Two weeks ago, a Sun report illustrated the bruising, protracted process of securing Collegetown housing. Yesterday, another report showed how after students obtain housing, the living conditions to which they are subjected can be positively nightmarish.
The stories presented in those two articles are not unique. The Collegetown housing market is notoriously difficult to navigate, and with such limited supply concentrated in the hands of so few landlords, students often find themselves overpaying for accommodations that are sub-par or worse. And when circumstances reach a breaking point, students are left unprepared and unequipped to assert their rights as tenants.
We propose that Cornell institute a student-oriented service to help Collegetown and Ithaca renters deal with legal disputes involving their landlords. While not extending to full legal representation, this service would allow students to review potential leases prior to signing, and advise students on landlord-tenant conflicts and the rights afforded to them under New York and federal law.

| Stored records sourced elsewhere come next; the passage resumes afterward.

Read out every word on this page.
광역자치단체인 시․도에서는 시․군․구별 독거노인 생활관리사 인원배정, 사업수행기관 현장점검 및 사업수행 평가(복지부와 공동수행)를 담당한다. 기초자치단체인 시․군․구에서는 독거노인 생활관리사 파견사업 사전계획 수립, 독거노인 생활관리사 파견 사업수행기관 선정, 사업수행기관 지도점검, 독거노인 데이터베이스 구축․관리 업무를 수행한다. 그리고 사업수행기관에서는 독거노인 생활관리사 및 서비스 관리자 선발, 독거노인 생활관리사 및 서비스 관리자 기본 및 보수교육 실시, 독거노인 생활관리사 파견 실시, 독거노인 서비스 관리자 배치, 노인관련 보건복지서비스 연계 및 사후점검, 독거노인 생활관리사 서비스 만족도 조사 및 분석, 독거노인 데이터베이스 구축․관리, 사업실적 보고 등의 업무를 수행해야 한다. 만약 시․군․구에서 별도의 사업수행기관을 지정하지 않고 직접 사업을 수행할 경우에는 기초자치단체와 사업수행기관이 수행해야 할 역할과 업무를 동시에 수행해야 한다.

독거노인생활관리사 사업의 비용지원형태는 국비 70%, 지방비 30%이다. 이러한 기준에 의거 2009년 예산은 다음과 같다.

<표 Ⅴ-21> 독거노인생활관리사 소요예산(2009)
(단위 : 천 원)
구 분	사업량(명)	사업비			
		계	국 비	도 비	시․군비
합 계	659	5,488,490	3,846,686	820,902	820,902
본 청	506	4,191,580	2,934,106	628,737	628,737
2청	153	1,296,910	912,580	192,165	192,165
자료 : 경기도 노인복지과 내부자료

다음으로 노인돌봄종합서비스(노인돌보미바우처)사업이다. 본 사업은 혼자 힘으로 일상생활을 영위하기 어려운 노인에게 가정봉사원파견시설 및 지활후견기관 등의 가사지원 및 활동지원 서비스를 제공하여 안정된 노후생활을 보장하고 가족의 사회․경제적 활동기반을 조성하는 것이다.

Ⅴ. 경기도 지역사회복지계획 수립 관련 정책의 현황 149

Such a service would be staffed by Cornell Law School students. Such a setup — law students advising undergrads and grads — already has precedent in the Office of the Judicial Codes Counselor, and would have the bonus effect of giving law students real-world experience. Perhaps this service could be organized as a legal clinic; the law school already operates 22 clinics and practicums, on issues as varied as securities law, gender justice and capital punishment — and there are several eminently qualified property lawyers on the law faculty staff.
If creating a new clinic out of whole cloth is too tall a task, or if a clinic is not well-suited to such a narrow focus, the Office of Student and Campus Life could partner with the law school to develop a program operating out of Day Hall.

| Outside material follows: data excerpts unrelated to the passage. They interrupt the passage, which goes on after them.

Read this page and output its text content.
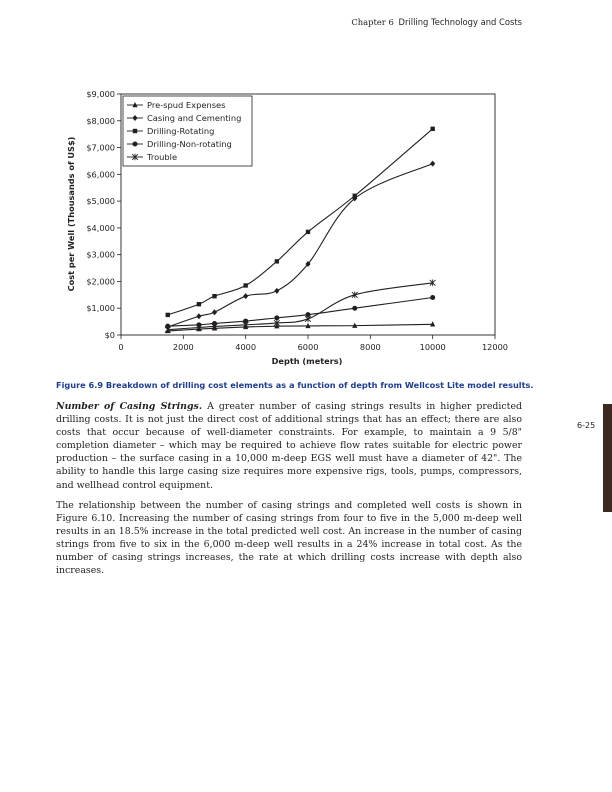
Chapter 6 Drilling Technology and Costs
6-25
$0
$1,000
$2,000
$3,000
$4,000
$5,000
$6,000
$7,000
$8,000
$9,000
0	2000	4000	6000	8000	10000	12000
Pre-spud Expenses
Casing and Cementing
Drilling-Rotating
Drilling-Non-rotating
Trouble
Depth (meters)
Cost per Well (Thousands of US$)
Figure 6.9 Breakdown of drilling cost elements as a function of depth from Wellcost Lite model results.
Number of Casing Strings. A greater number of casing strings results in higher predicted drilling costs. It is not just the direct cost of additional strings that has an effect; there are also costs that occur because of well-diameter constraints. For example, to maintain a 9 5/8" completion diameter – which may be required to achieve flow rates suitable for electric power production – the surface casing in a 10,000 m-deep EGS well must have a diameter of 42". The ability to handle this large casing size requires more expensive rigs, tools, pumps, compressors, and wellhead control equipment.
The relationship between the number of casing strings and completed well costs is shown in Figure 6.10. Increasing the number of casing strings from four to five in the 5,000 m-deep well results in an 18.5% increase in the total predicted well cost. An increase in the number of casing strings from five to six in the 6,000 m-deep well results in a 24% increase in total cost. As the number of casing strings increases, the rate at which drilling costs increase with depth also increases.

It is not beneficial to the administration or the student body to allow this housing nonsense to continue unabated. Students must be able to be confident in the quality of their housing. If their energy is spent fighting for the most basic of necessities — a roof, heating, working toilets — how can Cornell expect them to be productive members of the community? How long before Cornell begins to lose qualified, desired students because it’s not worth the trouble to physically live here? And while the North Campus expansion is a step toward a more sound housing system, the reality is that Cornellians will be negotiating with Collegetown landlords for the foreseeable future.
We should note that none of the ideas presented here are groundbreaking. Many of them are continuations of a report prepared by former graduate student-elected trustee Annie O’Toole J.D. ’16 and obtained by The Sun. O’Toole proposed a comprehensive “Student Legal Services” organization, one that would offer guidance on issues ranging from noise ordinance citations to personal bankruptcy to, yes, landlord-tenant disputes.
O’Toole’s proposal is aspirational. We are curious why it was shelved three years ago, and we would like to see something like it created down the line. Cornell can start by creating a more specialized service to advise on housing issues, and perhaps, in time it can grow to be more comprehensive.
But for now, we just need someone to help students keep the heat on, the toilets flushing, and the ceilings in the ceiling and not on the floor.